La richiesta dell’accusa
Nel processo sono imputati il boss siciliano Giuseppe Graviano e Rocco Santo Filippone, ritenuto espressione della cosca Piromalli di Gioia Tauro. Nei loro confronti il procuratore Giuseppe Lombardo ha chiesto la condanna all’ergastolo, sostenendo il quadro accusatorio legato alla stagione degli attentati contro l’Arma dei carabinieri.
Al centro del procedimento c’è il duplice omicidio dei carabinieri Antonino Fava e Vincenzo Garofalo, uccisi il 18 gennaio 1994, insieme ad altri due agguati compiuti ai danni di altrettante pattuglie dell’Arma. Episodi che, secondo l’impostazione accusatoria, si inserirebbero in una più ampia strategia criminale e stragista.

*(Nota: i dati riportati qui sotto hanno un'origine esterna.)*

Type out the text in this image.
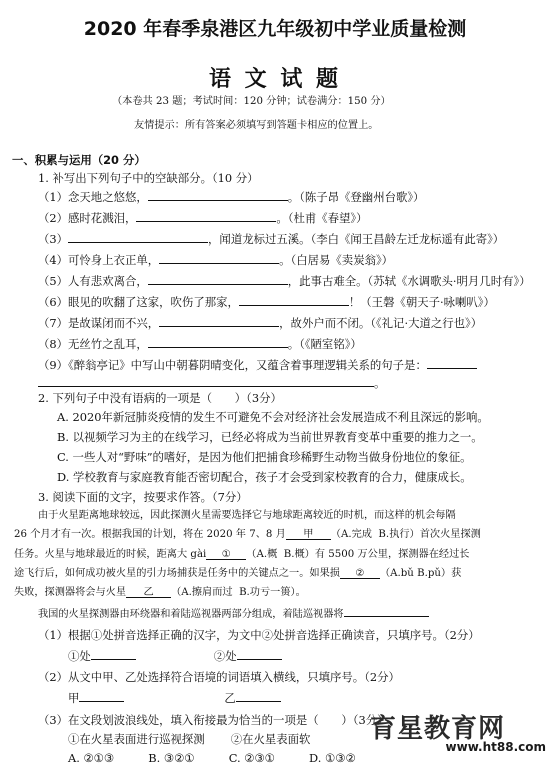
2020 年春季泉港区九年级初中学业质量检测
语 文 试 题
（本卷共 23 题；考试时间：120 分钟；试卷满分：150 分）
友情提示：所有答案必须填写到答题卡相应的位置上。
一、积累与运用（20 分）
1. 补写出下列句子中的空缺部分。（10 分）
（1）念天地之悠悠，	。（陈子昂《登幽州台歌》）
（2）感时花溅泪，	。（杜甫《春望》）
（3）	，闻道龙标过五溪。（李白《闻王昌龄左迁龙标遥有此寄》）
（4）可怜身上衣正单，	。（白居易《卖炭翁》）
（5）人有悲欢离合，	，此事古难全。（苏轼《水调歌头·明月几时有》）
（6）眼见的吹翻了这家，吹伤了那家，	！（王磐《朝天子·咏喇叭》）
（7）是故谋闭而不兴，	，故外户而不闭。（《礼记·大道之行也》）
（8）无丝竹之乱耳，	。（《陋室铭》）
（9）《醉翁亭记》中写山中朝暮阴晴变化，又蕴含着事理逻辑关系的句子是：
。
2. 下列句子中没有语病的一项是（　　）（3分）
A. 2020年新冠肺炎疫情的发生不可避免不会对经济社会发展造成不利且深远的影响。
B. 以视频学习为主的在线学习，已经必将成为当前世界教育变革中重要的推力之一。
C. 一些人对“野味”的嗜好，是因为他们把捕食珍稀野生动物当做身份地位的象征。
D. 学校教育与家庭教育能否密切配合，孩子才会受到家校教育的合力，健康成长。
3. 阅读下面的文字，按要求作答。（7分）
由于火星距离地球较远，因此探测火星需要选择它与地球距离较近的时机，而这样的机会每隔
26 个月才有一次。根据我国的计划，将在 2020 年 7、8 月 甲 （A.完成  B.执行）首次火星探测
任务。火星与地球最近的时候，距离大 gài ① （A.概  B.概）有 5500 万公里，探测器在经过长
途飞行后，如何成功被火星的引力场捕获是任务中的关键点之一。如果损 ② （A.bǔ B.pǔ）获
失败，探测器将会与火星 乙 （A.擦肩而过  B.功亏一篑）。
我国的火星探测器由环绕器和着陆巡视器两部分组成，着陆巡视器将
（1）根据①处拼音选择正确的汉字，为文中②处拼音选择正确读音，只填序号。（2分）
①处	②处
（2）从文中甲、乙处选择符合语境的词语填入横线，只填序号。（2分）
甲	乙
（3）在文段划波浪线处，填入衔接最为恰当的一项是（　　）（3分）
①在火星表面进行巡视探测 ②在火星表面软
A. ②①③　　　B. ③②①　　　C. ②③①　　　D. ①③②
育星教育网
www.ht88.com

Le ultime repliche prima della decisione
Nell’udienza odierna, dopo le dichiarazioni spontanee rese da Graviano, sono arrivate le repliche del procuratore Lombardo, degli avvocati difensori dei due imputati e dei legali delle parti civili. Un ultimo passaggio processuale prima del ritiro della Corte in camera di consiglio.
Ora l’attesa è tutta per la sentenza, chiamata a stabilire le responsabilità nel secondo processo d’appello su una delle pagine più gravi della storia criminale calabrese e nazionale. Una vicenda che riporta al centro il sacrificio dei militari dell’Arma e il peso di una stagione di violenza che segnò profondamente il Paese.